In the early 1960s, almost two decades before George Lucas’s AT-AT walkers debuted on the big screen in “Star Wars: Episode V — The Empire Strikes Back,” GE engineers started working on their own version of a four-legged people transporter. The Pedipulator, a military “walking truck,” took its first stroll in Massachusetts.
The Pedipulator isn’t quite as silly as it looks. The difference between it and a pair of stilts lies in the feedback mechanism. The robot could pick up a pencil by feeling how to grip it.

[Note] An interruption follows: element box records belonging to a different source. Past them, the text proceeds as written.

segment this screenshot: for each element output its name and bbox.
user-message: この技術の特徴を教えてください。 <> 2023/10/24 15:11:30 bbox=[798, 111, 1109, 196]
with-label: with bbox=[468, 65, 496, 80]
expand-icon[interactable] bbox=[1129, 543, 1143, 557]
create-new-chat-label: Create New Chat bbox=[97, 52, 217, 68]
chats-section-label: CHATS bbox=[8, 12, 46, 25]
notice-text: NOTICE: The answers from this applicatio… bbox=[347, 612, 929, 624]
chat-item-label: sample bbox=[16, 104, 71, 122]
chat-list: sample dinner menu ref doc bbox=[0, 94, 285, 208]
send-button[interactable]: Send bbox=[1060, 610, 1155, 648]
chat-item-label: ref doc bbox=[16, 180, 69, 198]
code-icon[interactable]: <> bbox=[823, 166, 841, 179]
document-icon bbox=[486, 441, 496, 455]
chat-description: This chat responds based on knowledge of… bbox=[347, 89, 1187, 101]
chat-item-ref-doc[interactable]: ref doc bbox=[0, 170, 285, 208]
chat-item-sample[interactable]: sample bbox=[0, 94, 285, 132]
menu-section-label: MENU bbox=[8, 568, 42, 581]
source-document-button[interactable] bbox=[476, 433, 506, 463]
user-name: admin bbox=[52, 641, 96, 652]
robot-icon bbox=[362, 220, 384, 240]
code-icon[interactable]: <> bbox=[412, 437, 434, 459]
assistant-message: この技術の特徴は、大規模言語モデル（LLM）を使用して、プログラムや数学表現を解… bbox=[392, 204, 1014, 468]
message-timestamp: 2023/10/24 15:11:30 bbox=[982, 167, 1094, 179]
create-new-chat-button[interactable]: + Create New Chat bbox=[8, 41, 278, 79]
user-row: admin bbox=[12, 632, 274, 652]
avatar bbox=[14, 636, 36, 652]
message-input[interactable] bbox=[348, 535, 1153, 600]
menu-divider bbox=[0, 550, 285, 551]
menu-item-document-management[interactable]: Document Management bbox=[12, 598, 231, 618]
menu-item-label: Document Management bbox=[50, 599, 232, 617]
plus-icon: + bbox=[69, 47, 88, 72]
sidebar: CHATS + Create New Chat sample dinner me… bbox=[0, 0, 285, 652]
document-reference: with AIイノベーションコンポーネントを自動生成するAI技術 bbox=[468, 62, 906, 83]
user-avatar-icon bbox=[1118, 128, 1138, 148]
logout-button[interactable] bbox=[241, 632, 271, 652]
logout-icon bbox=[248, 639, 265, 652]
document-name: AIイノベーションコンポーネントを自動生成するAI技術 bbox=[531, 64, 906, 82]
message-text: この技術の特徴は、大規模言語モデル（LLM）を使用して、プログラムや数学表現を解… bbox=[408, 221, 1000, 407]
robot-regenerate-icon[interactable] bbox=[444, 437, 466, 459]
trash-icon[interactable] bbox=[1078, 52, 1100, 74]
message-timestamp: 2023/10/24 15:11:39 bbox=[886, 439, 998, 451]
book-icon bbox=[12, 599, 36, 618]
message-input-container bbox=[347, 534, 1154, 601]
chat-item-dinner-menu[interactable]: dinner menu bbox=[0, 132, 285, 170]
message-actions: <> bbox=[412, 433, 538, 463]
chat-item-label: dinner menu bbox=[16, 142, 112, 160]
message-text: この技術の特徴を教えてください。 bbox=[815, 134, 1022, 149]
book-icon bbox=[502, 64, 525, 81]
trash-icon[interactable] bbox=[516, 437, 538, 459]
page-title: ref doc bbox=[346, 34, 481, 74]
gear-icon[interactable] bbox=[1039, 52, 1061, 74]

The sensors in the Pedipulator’s feet would presumably guide the leg’s placement by testing and feeling the ground ahead just as humans walk in uncertain terrain. Besides, the Pedipulator, GE claimed, could bring itself back to a standing position if it got knocked over.
The vehicle had to be able to carry up to a half ton in men and material while pushing through dense vegetation, stepping over fallen trees and walking around standing ones. It can carry a 500-pound payload, and lift loads up to 500 pounds with one foot. It can drag a 1,000-pound load across a floor.The power unit is a 90-hp. gasoline engine that drives a pump for a high-pressure hydraulic system. The legs are moved by hydraulic actuators.The actuator servos are hydromechanical and need no electronic elements.